As I wrote in the last review of the “Yellow”, they can use all of the ten recipes to get the consistency you want for a bulk product, although most of it is OBSK and OESK, where B is 60% corn, 35% rye, and 5% malted barley and E is 75% corn, 20% rye and 5% malted barley. The “K” Yeast strain gives light spiciness, light caramel and a full body.
It gets really interesting when you have one of the Single Barrel expressions at hand since they can be made with only one of the ten recipes. Earlier I already reviewed the 50% ABV single barrel version which is a OBSV, where the “V” yeast strain gives light fruitiness, light vanilla, caramel and creamy notes, and “B” is the high Rye mashbill.
Today we’ll have a look at a limited edition single barrel expression bottled at cask strength and made with the OESK recipe. E is the low Rye mashbill, so I expect it to be sweeter than a “B” and the “K” yeast strain gives light spiciness, light caramel and a full body. So it should be a full-bodied, sweeter, more classic Bourbon than the 50% ABV expression.
Color: Dark gold copper, marginally darker than the 50% ABV expression.
Nose: Creamy and sweetish, already less woody and strict than the 50% ABV expression. It starts off with notes of hay and dry grass. Wax with a hint of leather. An old, well maintained saddle maybe? Hints of dried yellow fruits. Apricots I would say. Quite some honey after breathing, but soon after that more dry and dusty (and slightly acidic). Bad morning breath, wow.
Taste: Starts with toffee sweetness, but like the nose, the sweetness soon steps aside to let the wood through. Quite spicy and wood. The wood gives it spice, but also a more nutty and slightly acidic profile. At 12 years old this Bourbon had a lot of time to interact with the wood. The wood leaves, vanilla cinnamon and a hint of honey, but also a slightly soapy and slightly bitter finish. The finish itself starts as an attack, is long, but stays with the woody notes. Even the sweet mashbill can’t do nothing about that. Besides this, I also feel the end of the, somewhat simple, body, and the especially the finish lack a bit of balance. It’s not completely harmonious. I guess this one may have been in the cask too long. The wood won a battle with the sweetness and obviously won, where there shouldn’t have been a battle in the first place.
By the way, the picture here is of another, similar looking 2012 limited edition. The picture is for the 52.9% ABV version from barrel 81-2A, which is a sister cask of our 81-2R. Both come from the same warehouse: SN.
So what’s the verdict about our super premium limited edition? It’s a nice special edition, and a learning experience for the aficionado. I understand the pick and it most certainly is an interesting experience. So should you try it? Yes, should you buy a bottle and drink it by yourself, not really! This one is for sharing, discussion and comparing the other recipes of Four Roses.

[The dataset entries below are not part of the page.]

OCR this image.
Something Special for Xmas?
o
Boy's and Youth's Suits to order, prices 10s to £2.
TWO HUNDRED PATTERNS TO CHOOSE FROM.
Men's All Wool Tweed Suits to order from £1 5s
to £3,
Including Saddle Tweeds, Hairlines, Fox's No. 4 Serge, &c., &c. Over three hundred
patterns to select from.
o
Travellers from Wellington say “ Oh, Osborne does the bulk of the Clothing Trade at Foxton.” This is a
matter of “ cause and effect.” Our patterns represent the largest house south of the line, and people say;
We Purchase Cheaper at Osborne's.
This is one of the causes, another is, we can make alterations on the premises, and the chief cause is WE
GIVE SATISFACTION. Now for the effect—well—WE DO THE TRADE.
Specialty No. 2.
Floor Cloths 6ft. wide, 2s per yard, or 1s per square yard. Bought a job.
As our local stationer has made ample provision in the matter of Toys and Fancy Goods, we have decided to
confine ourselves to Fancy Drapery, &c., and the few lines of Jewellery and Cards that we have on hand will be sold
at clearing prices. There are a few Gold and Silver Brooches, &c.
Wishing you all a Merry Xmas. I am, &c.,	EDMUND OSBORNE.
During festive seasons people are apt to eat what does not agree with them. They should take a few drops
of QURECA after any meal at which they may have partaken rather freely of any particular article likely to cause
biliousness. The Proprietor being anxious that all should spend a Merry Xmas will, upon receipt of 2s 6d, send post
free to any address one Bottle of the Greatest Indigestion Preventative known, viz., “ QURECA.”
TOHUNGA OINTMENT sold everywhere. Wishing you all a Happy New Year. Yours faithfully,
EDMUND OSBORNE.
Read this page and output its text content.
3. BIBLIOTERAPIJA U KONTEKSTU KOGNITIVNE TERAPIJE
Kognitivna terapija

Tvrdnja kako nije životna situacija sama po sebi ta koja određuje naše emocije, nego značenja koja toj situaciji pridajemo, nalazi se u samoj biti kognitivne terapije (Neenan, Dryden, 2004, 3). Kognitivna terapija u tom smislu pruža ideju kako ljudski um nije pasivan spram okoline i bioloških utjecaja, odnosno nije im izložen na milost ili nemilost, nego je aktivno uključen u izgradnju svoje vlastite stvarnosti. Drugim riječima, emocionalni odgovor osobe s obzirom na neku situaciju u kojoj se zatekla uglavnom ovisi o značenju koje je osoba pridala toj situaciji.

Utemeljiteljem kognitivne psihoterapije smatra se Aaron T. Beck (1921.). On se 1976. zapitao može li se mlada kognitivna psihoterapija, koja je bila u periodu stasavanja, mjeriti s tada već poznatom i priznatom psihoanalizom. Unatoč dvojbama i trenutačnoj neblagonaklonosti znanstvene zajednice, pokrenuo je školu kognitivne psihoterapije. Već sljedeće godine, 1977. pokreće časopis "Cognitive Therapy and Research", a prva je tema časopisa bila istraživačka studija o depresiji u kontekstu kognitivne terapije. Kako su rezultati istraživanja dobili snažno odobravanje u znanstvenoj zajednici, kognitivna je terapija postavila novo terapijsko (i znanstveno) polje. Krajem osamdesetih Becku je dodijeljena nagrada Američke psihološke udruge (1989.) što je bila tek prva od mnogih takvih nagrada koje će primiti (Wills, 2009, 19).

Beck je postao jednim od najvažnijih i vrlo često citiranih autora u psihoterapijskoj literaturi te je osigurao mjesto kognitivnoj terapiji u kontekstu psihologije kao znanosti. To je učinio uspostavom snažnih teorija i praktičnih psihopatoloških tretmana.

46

Comparison to the 50% ABV expression is easy. That one is sweeter and more easily likeable. The difference in ABV is small, but the age probably made the difference, making the 12yo more about wood. Both are not very complex, but the 50% ABV is definitely more drinkable and better balanced, but also slightly weaker in taste. The limited edition also brings quite a lot of heat to the table. I’m trying both head to head but none is better than the other, although very different. It’s a tie!